Auch abseits der Tagespolitik waren allerdings viele interessante neue Spiele zu bestaunen.

Ein sehr interessantes Nachbarland, dessen Spiele immer einen näheren Blick wert sind, sind die Niederlande. Hier fielen vor allem natürlich die neuen Spiele von Cwali auf. Aber auch Koplopers en dwarsliggers von Giuoco ist ein interessantes Spiel: anders als bei vielen Eisenbahnspielen geht es hier nicht darum, Anteile zu handeln und Linien zu bauen, sondern darum, Passagiere zu transportieren. Splotter steht mit Greed Incorporated zwar in der Neuheitenliste, allerdings ist das Spiel auf ihrer Homepage nicht zu sehen. Und The Game Master hat nicht nur eine ganze Reihe neuer Spiele im Angebot: man hatte speziell für das neue Spiel Opera eine Opernsängerin 'eingeflogen'.

Über Musik gesprochen: die Soul-Sängerin Cassandra Steen war auch anwesend – ihr Lieblingsspiel scheint Uno zu sein, das sie auch auf der Neuheitenshow präsentierte. Ich weiss allerdings nicht, ob die beiden Sängerinnen auch auf der Messe selbst noch anwesend sein werden.

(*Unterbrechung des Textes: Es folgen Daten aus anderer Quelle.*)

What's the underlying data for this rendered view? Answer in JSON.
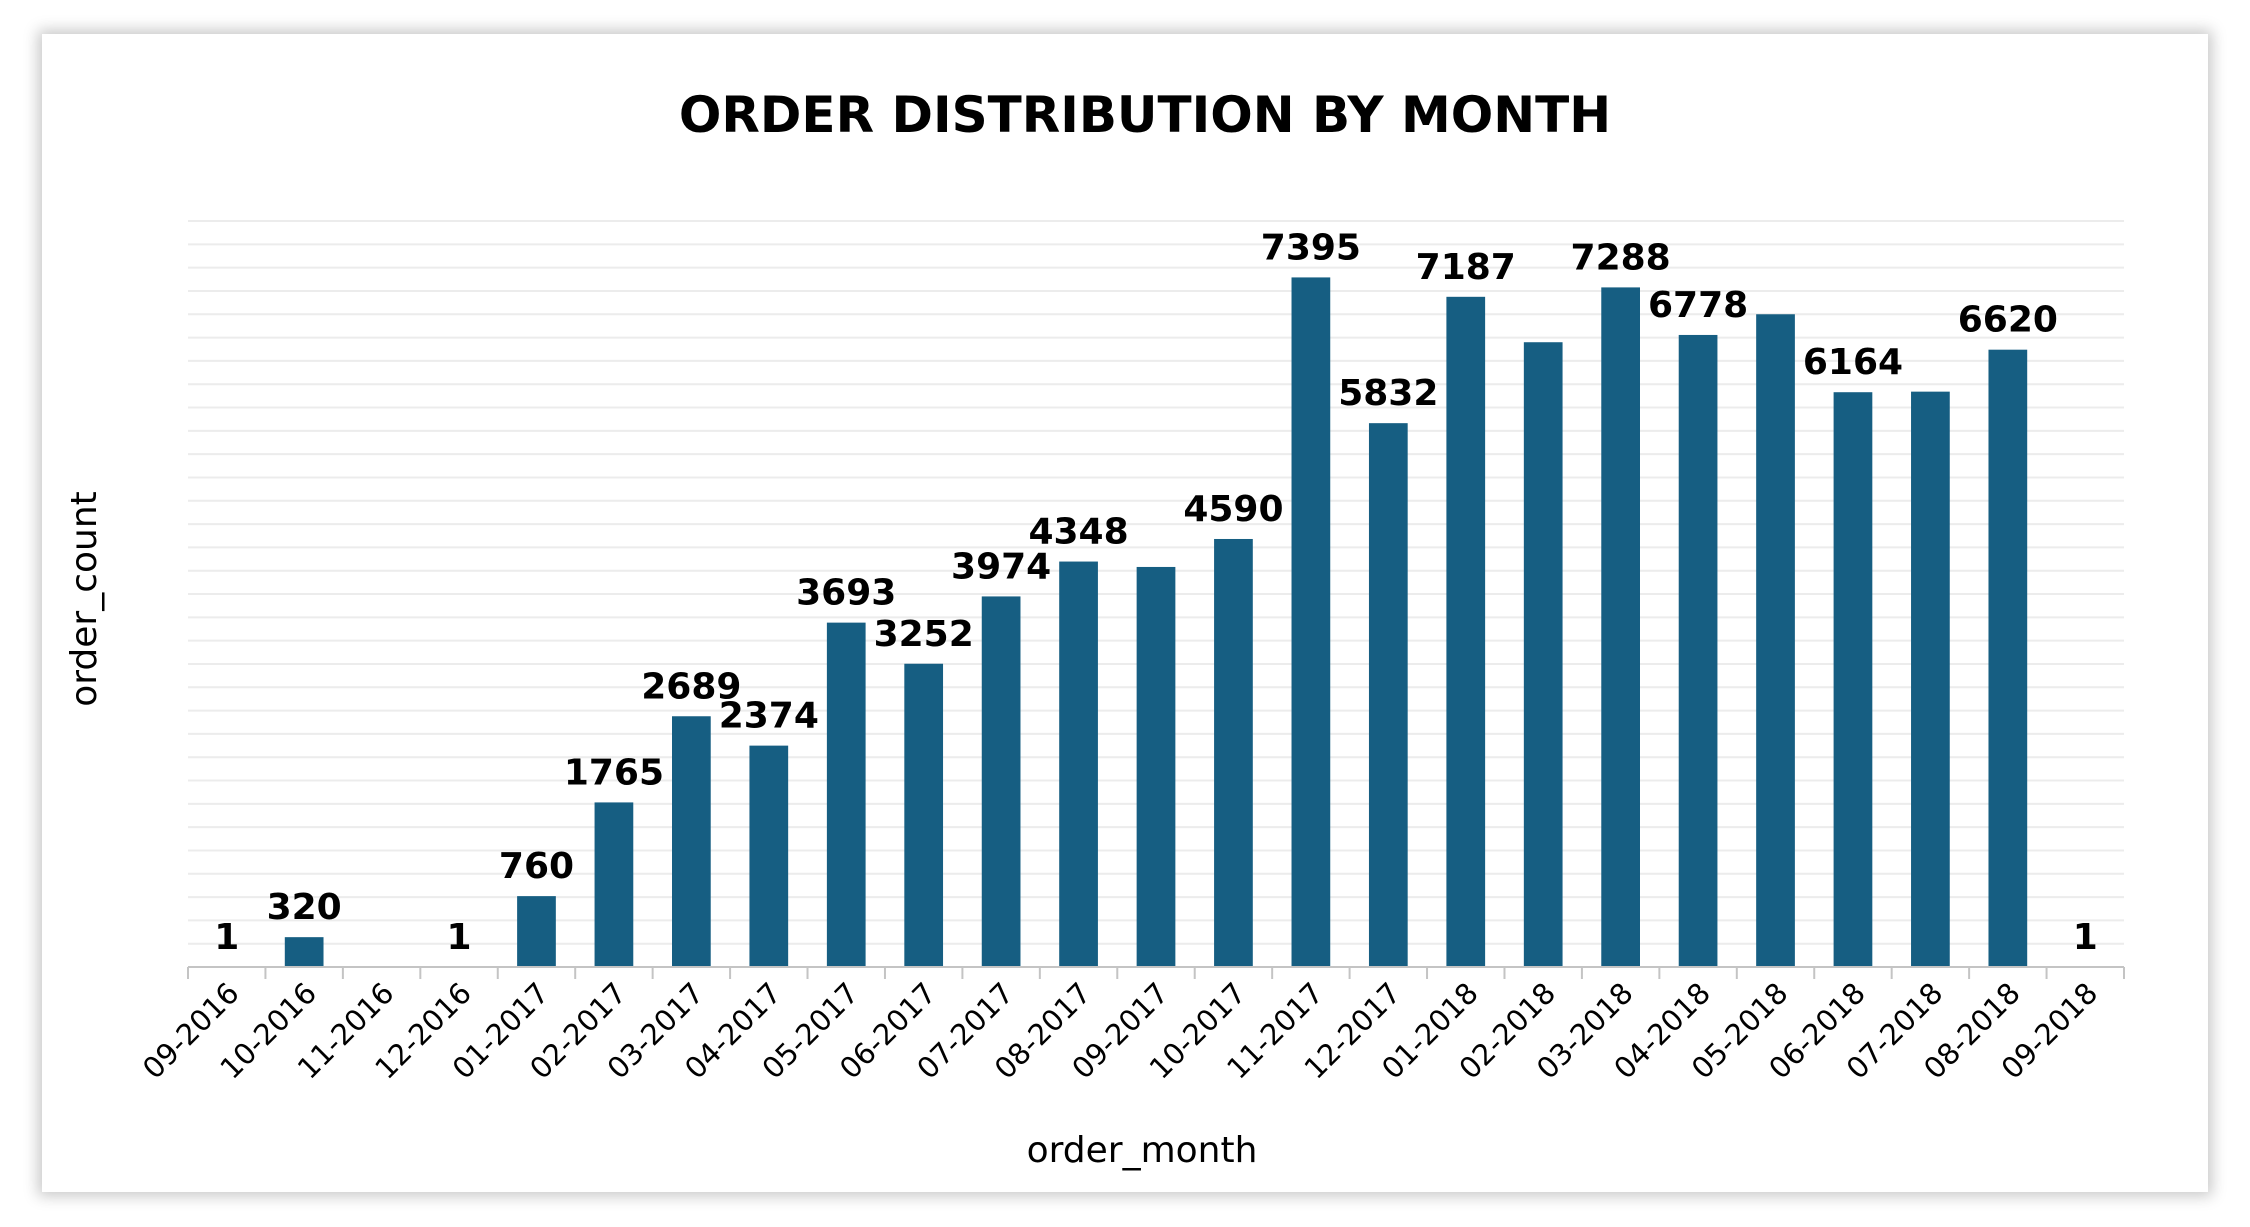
{
  "chart_data": {
    "type": "bar",
    "title": "ORDER DISTRIBUTION BY MONTH",
    "xlabel": "order_month",
    "ylabel": "order_count",
    "categories": [
      "09-2016",
      "10-2016",
      "11-2016",
      "12-2016",
      "01-2017",
      "02-2017",
      "03-2017",
      "04-2017",
      "05-2017",
      "06-2017",
      "07-2017",
      "08-2017",
      "09-2017",
      "10-2017",
      "11-2017",
      "12-2017",
      "01-2018",
      "02-2018",
      "03-2018",
      "04-2018",
      "05-2018",
      "06-2018",
      "07-2018",
      "08-2018",
      "09-2018"
    ],
    "values": [
      1,
      320,
      0,
      1,
      760,
      1765,
      2689,
      2374,
      3693,
      3252,
      3974,
      4348,
      4290,
      4590,
      7395,
      5832,
      7187,
      6700,
      7288,
      6778,
      7000,
      6164,
      6170,
      6620,
      1
    ],
    "data_labels": [
      "1",
      "320",
      "",
      "1",
      "760",
      "1765",
      "2689",
      "2374",
      "3693",
      "3252",
      "3974",
      "4348",
      "",
      "4590",
      "7395",
      "5832",
      "7187",
      "",
      "7288",
      "6778",
      "",
      "6164",
      "",
      "6620",
      "1"
    ],
    "ylim": [
      0,
      8000
    ],
    "grid": true,
    "legend": "none",
    "bar_color": "#165e82"
  }
}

Im Rollenspielbereich sind sicherlich die Hollow World Expeditions und das John Sinclair Rollenspiel zwei Highlights, die man sich näher ansehen sollte. Ersteres wird an dieser Stelle in Kürze besprochen werden.

Der DDD-Verlag (Dausend dode Drolle) hat dieses Jahr sogar zwei Stände, einen traditionell im Rollenspielbereich in Halle 6, der andere in Halle 9: man geht mehr und mehr dazu über, auch Brettspiele und Kartenspiele zu produzieren, und zeigte die Neuerscheinungen Campanile und Seidenstraße.

Einen großen Einstand hat Lego, das nach Aussage der Standmitarbeiter 9, laut Neuheitenliste sogar 10, Spiele anbietet, die mit dem bekannten Lego-Klick funktionieren, aber allesamt von Dr. Reiner Knizia sind, und Lego wohl auch als Spieler auf dem Brettspielemarkt etablieren sollen. Die durch die Lego-Technik möglichen Variationen (von veränderlichen Würfeln bis hin zu Umbaumechanismen) sahen jedenfalls in einer ersten Kurzshow sehr interessant aus.

Es gäbe sicher noch 'zig Spiele zu nennen, die man eigentlich nicht übersehen darf (von Sphinx, Pegasus, Ravensburger, Reiver Games, Z-Man Games, Gameheads, Czech Games Edition, Days of Wonder und und und), aber das würde wohl den Rahmen dieses Blogpostings sprengen.

Morgen plane ich die Rollenspiel-Halle 6 unsicher zu machen.